Saturday, two classes of LaGrange College students set off to visit historic sites of World War II in Europe, but last week, they got to hear first-hand accounts of four locals who lived history.
Local World War II veterans Artis Brown, Guy Longshore, Will Oubre and Jack Grady spoke Thursday with LaGrange College students about their experiences in the war and what it was like to be in the middle of events that went down in history.
“I was eager to go,” Grady said to the class about his decision to enter the Navy in what would be the last months of the war in 1945.
Grady was 17 when he enlisted and turned 18 aboard a Navy ship.
Brown was drafted after he turned 18 and also joined the Navy. While in the service, he served on a ship that helped escort cargo ships across the Atlantic and had run-ins with enemy ships, u-boats and aircraft.
After Germany surrendered, his ship patrolled the Pacific until Japan’s surrender. Then his crew traveled to different islands to inform isolated Japanese soldiers that the war was over.
“It was a scary outfit for me,” Brown said. “How do you tell the enemy that the war is over?”
Longshore served in the Air Force after he was drafted and flew missions dropping bombs on Japan. Initially, bombs were picked up by the jet stream and many were pushed into the ocean.
Later, after Air Force leaders adjusted the bombers to compensate for the jet stream, Longshore was among pilots who dropped napalm-filled fire bombs. He said the smell of burning caused by the bombs is still vivid to him.
Oubre, a Louisiana native, went into the Navy in February 1943. After growing up on a family plantation, serving in the war was a different experience for him.

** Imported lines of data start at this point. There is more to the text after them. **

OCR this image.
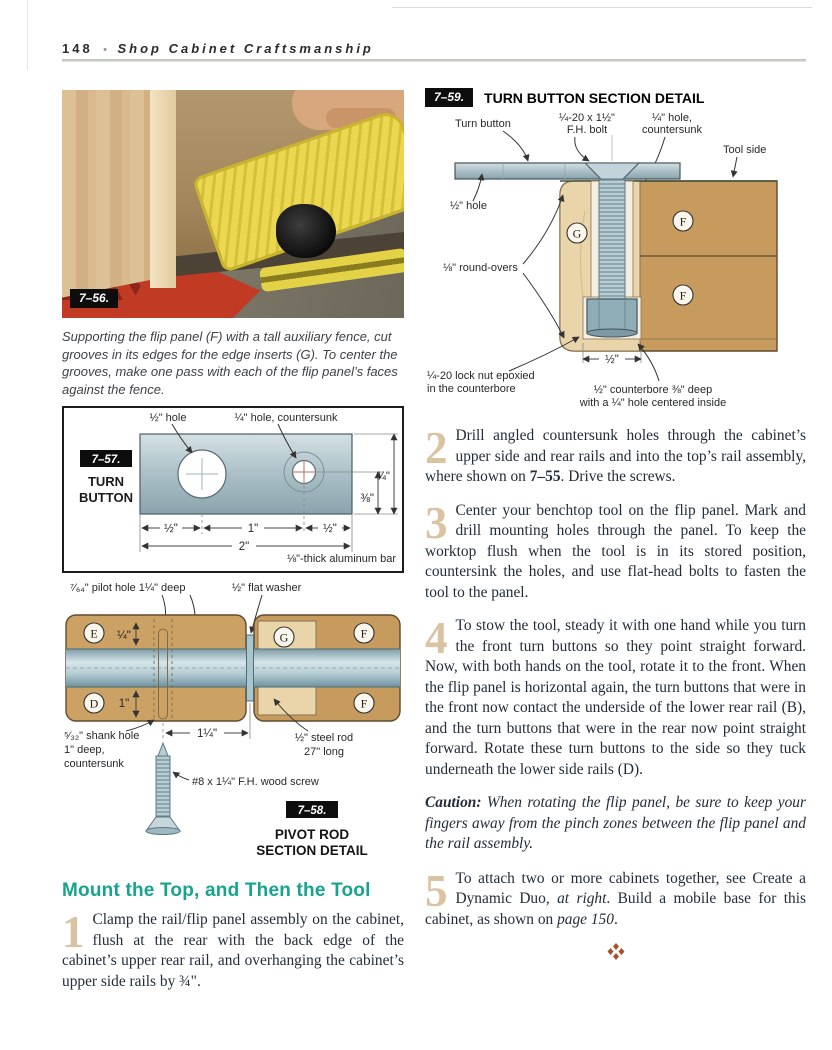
148 • Shop Cabinet Craftsmanship
7–56.

Supporting the flip panel (F) with a tall auxiliary fence, cut grooves in its edges for the edge inserts (G). To center the grooves, make one pass with each of the flip panel’s faces against the fence.

½" hole	¼" hole, countersunk
¾"
⅜"
½"	1"	½"
2"
⅛"-thick aluminum bar
7–57.
TURN
BUTTON
⁷⁄₆₄" pilot hole 1¼" deep	½" flat washer
E
D
G	F
F
¼"
1"
⁵⁄₃₂" shank hole
1" deep,
countersunk
1¼"	½" steel rod
27" long
#8 x 1¼" F.H. wood screw
7–58.
PIVOT ROD
SECTION DETAIL
Mount the Top, and Then the Tool

1 Clamp the rail/flip panel assembly on the cabinet, flush at the rear with the back edge of the cabinet’s upper rear rail, and overhanging the cabinet’s upper side rails by ¾".

7–59.	TURN BUTTON SECTION DETAIL
Turn button	¼-20 x 1½"
F.H. bolt
¼" hole,
countersunk
Tool side
½" hole
⅛" round-overs
G
F
F
½"
¼-20 lock nut epoxied
in the counterbore	½" counterbore ⅜" deep
with a ¼" hole centered inside

2 Drill angled countersunk holes through the cabinet’s upper side and rear rails and into the top’s rail assembly, where shown on 7–55. Drive the screws.

3 Center your benchtop tool on the flip panel. Mark and drill mounting holes through the panel. To keep the worktop flush when the tool is in its stored position, countersink the holes, and use flat-head bolts to fasten the tool to the panel.

4 To stow the tool, steady it with one hand while you turn the front turn buttons so they point straight forward. Now, with both hands on the tool, rotate it to the front. When the flip panel is horizontal again, the turn buttons that were in the front now contact the underside of the lower rear rail (B), and the turn buttons that were in the rear now point straight forward. Rotate these turn buttons to the side so they tuck underneath the lower side rails (D).

Caution: When rotating the flip panel, be sure to keep your fingers away from the pinch zones between the flip panel and the rail assembly.

5 To attach two or more cabinets together, see Create a Dynamic Duo, at right. Build a mobile base for this cabinet, as shown on page 150.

“Coming out of the country, all I knew was trucks, tractors and horses — those were the only transportation we had,” Oubre said.
The veterans shared some of the exciting incidents they took part in, but also the mundane stories of military life during the war.
Longshore said amid all of the work, he couldn’t even recall when he bathed during his service. Soldiers would get in a sparse shower when they could.
Brown said he would bathe and wash his clothes in the ocean. Oubre said his unit had a small 5-gallon tank setup for a shower that was shared by seven people, and one night he and another soldier had their shower rudely interrupted.
“We were in the shower when a plane dropped a bomb a half-mile away,” Oubre said. “We ran out, buck naked, and grabbed our helmets and dived in a fox hole — buck naked.”
Dealing with bugs and vermin while sleeping in tents on Pacific islands also was a constant issue. Longshore said someone in his unit once had the end of his finger bitten off by a rat while he slept.
“It was just an everyday thing,” he said of the rat bite, noting the soldier waited until the morning to get the wound properly dressed.
Longshore also has the distinction of his photos from the war being displayed in the Smithsonian. He took them with a $12 camera, including color photos he took with a roll of film his father sent him.
One night while walking and unable to sleep, Longshore saw a plane taking off after midnight. The next day, he found out it was the Enola Gay, which dropped the atomic bomb on Hiroshima.
“We found out the next day. Everybody was talking about it,” Longshore said. “… We just knew that they dropped a bomb. We weren’t sure about the size of it or anything.”
The atomic bombs and the bombing of Hiroshima and Nagasaki were secret. It wasn’t until after the bombs were dropped that information about them was released.
“We didn’t know anything about the atomic bomb … till after it dropped,” Oubre said. “After it dropped, (Okinawa and Iwo Jima were) like a tabletop — just wiped out.”
After the war, the veterans said they were happy to be home.
“We just praise the Lord we got back. A lot of crew members and friends didn’t get back,” Oubre said.
The LaGrange College students who listened to the veterans’ stories were one of two classes studying World War II. One class is studying the war from the Allies’ viewpoint and the other from the Axis Powers’ viewpoint. Both classes left Saturday to travel through England and France to see significant areas from the war and learn about the battles that took place.
In London, they will visit the Cabinet War Rooms and Imperial Museum for insight into Allied military strategy. Like soldiers in World War II, students will cross the English Channel to the beaches of Normandy to explore the scene of the invasion that turned the war, and to Paris, spending three days exploring the American GIs’ role in the liberation of the city.